Отец и сын улыбались, а Гарп подумал: «Нет, сынок, «Прибой» не зеленый и не коричневый. «Прибой» — это я; «Прибой» — это Хелен; у него цвет дождя, и размером он с легковой автомобиль».
В Вене Гарп все время чувствовал, свирепый «Прибой» где-то совсем рядом.

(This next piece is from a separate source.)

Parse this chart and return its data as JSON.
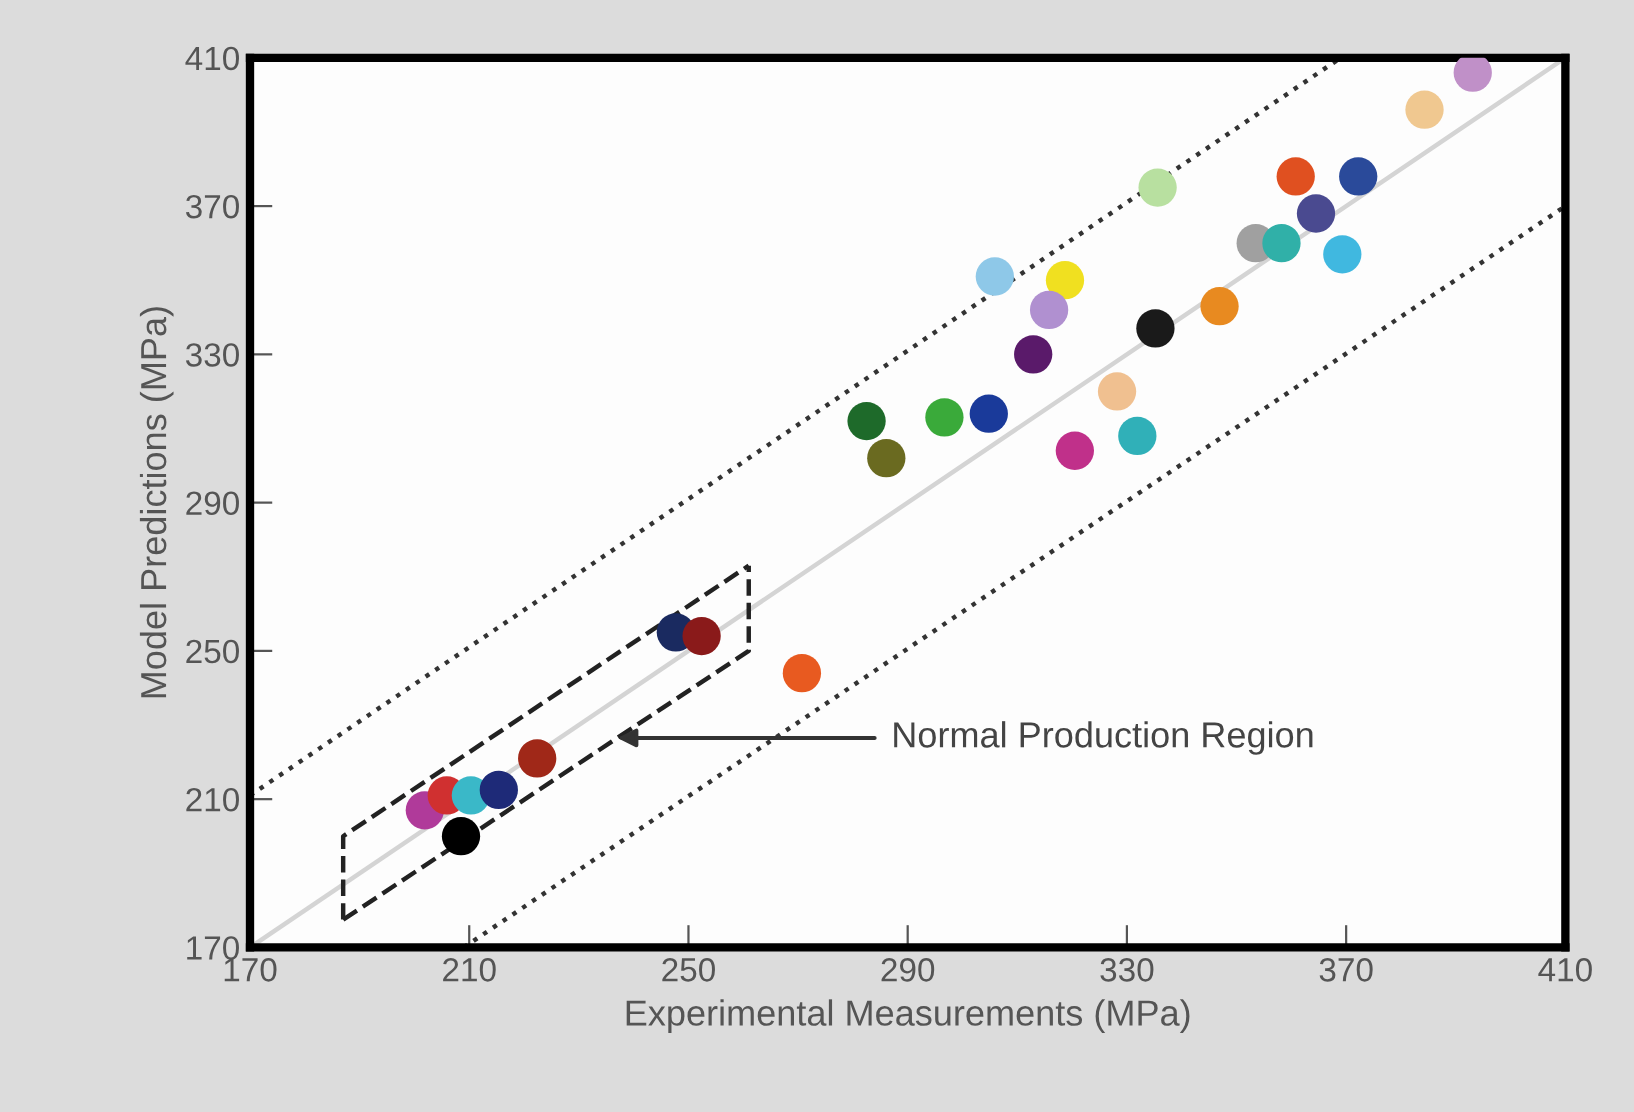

Хелен была спокойна, а у Данкена, как и полагается одиннадцатилетнему подростку, настроение менялось десять раз на день. Приезд в Вену стал для Гарпа как бы возвращением в детство, в «Академию Стиринга». Дома, улицы и даже картины в музеях были словно его старые учителя, правда, постаревшие с годами. Он с трудом узнавал их, а они и вовсе его не помнили. Хелен и Данкен часами бродили по городу. Гарп довольствовался прогулками с малышкой Дженни. Он возил ее той долгой теплой осенью в коляске, столь же причудливой, как сам город; приветливо улыбался разговорчивым старушкам, которые заглядывали в коляску и, увидев его дочурку, одобрительно кивали. Жители Вены казались Гарпу сытыми и благополучными. Советская оккупация, развалины, напоминавшие о войне, да и сама война, остались в далеком прошлом. В тот год, когда Гарп жил здесь с матерью, Вена как бы умирала, и дни ее были сочтены; теперь же на месте старого города родилось что-то совсем новое — заурядное и безликое.